Lanceolated Warbler: Medium warbler with streaked gray-yellow body. Underparts are white, brown streaked breast, flanks and undertail coverts. Brown legs, feet. Rare visitor to Alaska. Feeds on spiders, insects and their larvae. Direct flight close to the ground on shallow wing beats.
Range and Habitat
Lanceolated Warbler: Mainly an Asian species. Breeds from the central Urals in Russia east across Asia to Kamchatka, northern Japan and northeastern China. Accidental in fall migration on the North American west coast. Prefers dense vegetation and often found in reeds, rushes, and grassy meadows.
The Lanceolated Warbler was first described in 1840 by the Dutch aristocrat and zoologist Coenraad Jacob Temminck.
It is also known as the Streaked Warbler, the Grasshopper-warbler, and the Streaked Grasshopper-warbler.
They creep through grass and low foliage, and are difficult to see except sometimes when singing.
A group of warblers has many collective nouns, including a "bouquet", "confusion", "fall", and "wrench" of warblers.

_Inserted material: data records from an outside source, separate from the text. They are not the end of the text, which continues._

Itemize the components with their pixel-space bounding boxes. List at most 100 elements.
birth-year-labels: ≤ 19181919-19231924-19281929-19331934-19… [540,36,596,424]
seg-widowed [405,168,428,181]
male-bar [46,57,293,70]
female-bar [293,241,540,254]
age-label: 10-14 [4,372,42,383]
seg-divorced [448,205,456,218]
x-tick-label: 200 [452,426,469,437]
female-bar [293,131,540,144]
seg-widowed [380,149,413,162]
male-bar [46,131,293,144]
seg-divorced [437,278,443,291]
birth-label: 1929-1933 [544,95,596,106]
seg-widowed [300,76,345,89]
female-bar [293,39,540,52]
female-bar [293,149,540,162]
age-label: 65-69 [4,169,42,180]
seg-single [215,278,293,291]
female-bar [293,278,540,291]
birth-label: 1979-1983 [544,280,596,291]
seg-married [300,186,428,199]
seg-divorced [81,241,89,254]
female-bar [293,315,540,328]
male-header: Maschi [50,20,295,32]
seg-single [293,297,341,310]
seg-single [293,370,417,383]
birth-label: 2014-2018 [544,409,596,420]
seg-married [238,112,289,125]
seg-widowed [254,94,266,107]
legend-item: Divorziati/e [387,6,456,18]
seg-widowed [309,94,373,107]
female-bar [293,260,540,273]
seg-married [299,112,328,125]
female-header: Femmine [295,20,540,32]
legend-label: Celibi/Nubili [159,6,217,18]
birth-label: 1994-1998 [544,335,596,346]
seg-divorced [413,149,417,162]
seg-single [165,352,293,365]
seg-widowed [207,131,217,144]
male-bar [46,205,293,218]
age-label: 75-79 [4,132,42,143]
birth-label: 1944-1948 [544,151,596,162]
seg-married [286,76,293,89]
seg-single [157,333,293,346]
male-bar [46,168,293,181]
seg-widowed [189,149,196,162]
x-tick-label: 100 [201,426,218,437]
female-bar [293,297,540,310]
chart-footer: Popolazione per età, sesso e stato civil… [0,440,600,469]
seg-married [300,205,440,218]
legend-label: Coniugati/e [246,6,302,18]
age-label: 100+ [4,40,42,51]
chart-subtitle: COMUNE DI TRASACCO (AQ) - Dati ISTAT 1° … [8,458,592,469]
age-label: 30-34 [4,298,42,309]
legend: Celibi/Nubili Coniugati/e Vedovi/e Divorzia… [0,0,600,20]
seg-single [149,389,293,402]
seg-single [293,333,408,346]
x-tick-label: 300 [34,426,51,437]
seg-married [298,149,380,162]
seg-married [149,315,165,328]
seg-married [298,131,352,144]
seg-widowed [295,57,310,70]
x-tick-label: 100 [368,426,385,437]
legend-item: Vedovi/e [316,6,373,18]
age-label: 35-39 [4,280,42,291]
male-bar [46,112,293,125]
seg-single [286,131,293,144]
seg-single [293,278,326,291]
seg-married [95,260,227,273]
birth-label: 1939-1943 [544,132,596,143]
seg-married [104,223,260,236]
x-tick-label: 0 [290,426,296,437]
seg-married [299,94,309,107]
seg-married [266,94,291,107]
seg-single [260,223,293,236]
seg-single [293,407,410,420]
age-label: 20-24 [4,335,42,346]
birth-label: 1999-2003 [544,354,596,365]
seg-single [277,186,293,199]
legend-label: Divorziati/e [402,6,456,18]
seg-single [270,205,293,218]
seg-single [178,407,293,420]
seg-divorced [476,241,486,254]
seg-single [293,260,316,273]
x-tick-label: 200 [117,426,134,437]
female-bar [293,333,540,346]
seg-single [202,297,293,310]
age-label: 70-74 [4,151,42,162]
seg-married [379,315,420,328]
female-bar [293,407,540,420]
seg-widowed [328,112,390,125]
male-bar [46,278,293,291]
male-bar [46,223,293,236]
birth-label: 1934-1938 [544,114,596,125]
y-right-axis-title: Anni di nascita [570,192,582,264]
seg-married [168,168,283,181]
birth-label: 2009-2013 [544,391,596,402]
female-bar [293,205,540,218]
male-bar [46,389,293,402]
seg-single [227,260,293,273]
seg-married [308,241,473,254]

The Lanceolated Warbler has a current rating of Least Concern. This rating has been given due to the size of the population and range of this bird species. This is a terrestrial bird species that has a fairly large range of about 10 million square kilometers. The population of this bird species is about 200,000 individual birds. This bird is native to many parts of the world, including portions of Asia and the South Pacific. This bird is also known to visit portions of Europe as well. There are no known threats to the Lanceolated Warbler.